Off with the doors, boot lid, bonnet, windscreen (which was cracked) and any other bits that would make it easier to remove the body from the chassis. All the bolts undone, the three of us heaved and lifted it away. The body was then put away in the back garden and covered up. Well, what else can you do in a back garden? Mow the lawn? No. It looked much better with a car body there instead of grass!
The chassis had been powder coated when first supplied 10 years ago, so was in need of some attention. Right, complete strip down and off to the nearest sandblaster. I was told he wasn’t the cheapest, but who wants to drag a chassis across country to save £50? Not me!
A couple of days later I started to paint the bare steel. I used a zinc phosphate etch primer, a coat of ordinary undercoat and then two coats of gloss; one red and then black.
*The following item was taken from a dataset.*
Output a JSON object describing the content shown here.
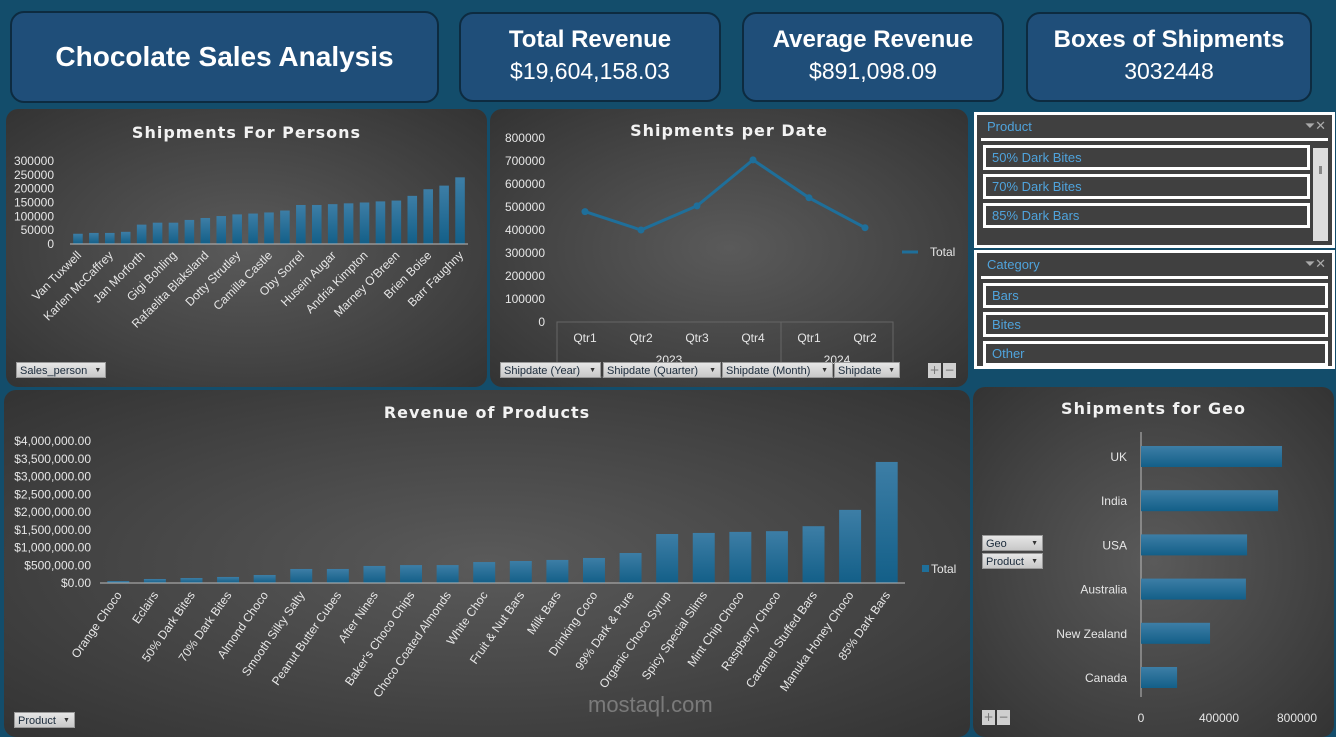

The reasoning being that was if I could see red, I would know it hadn’t had two coats.
While I had a bare chassis I thought it would be a good idea to rust proof the cavities, so set about drilling holes to inject the wax. I know this be a bit of overkill as the chassis is made of much thicker steel than production cars and probably wouldn’t need any attention for many years, but if I do it now I shouldn’t have any problems in the future. One point I would like to make is to make sure you’ve got at least two holes in any box section, as the pressure will build up inside and spray wax back out through the hole if you’ve only the one. (I know this from experience as it happened to me on one of the tubes and I got a face full of wax! Looking on the bright side, I won’t need any glasses for some time as they’re well rust proofed now!)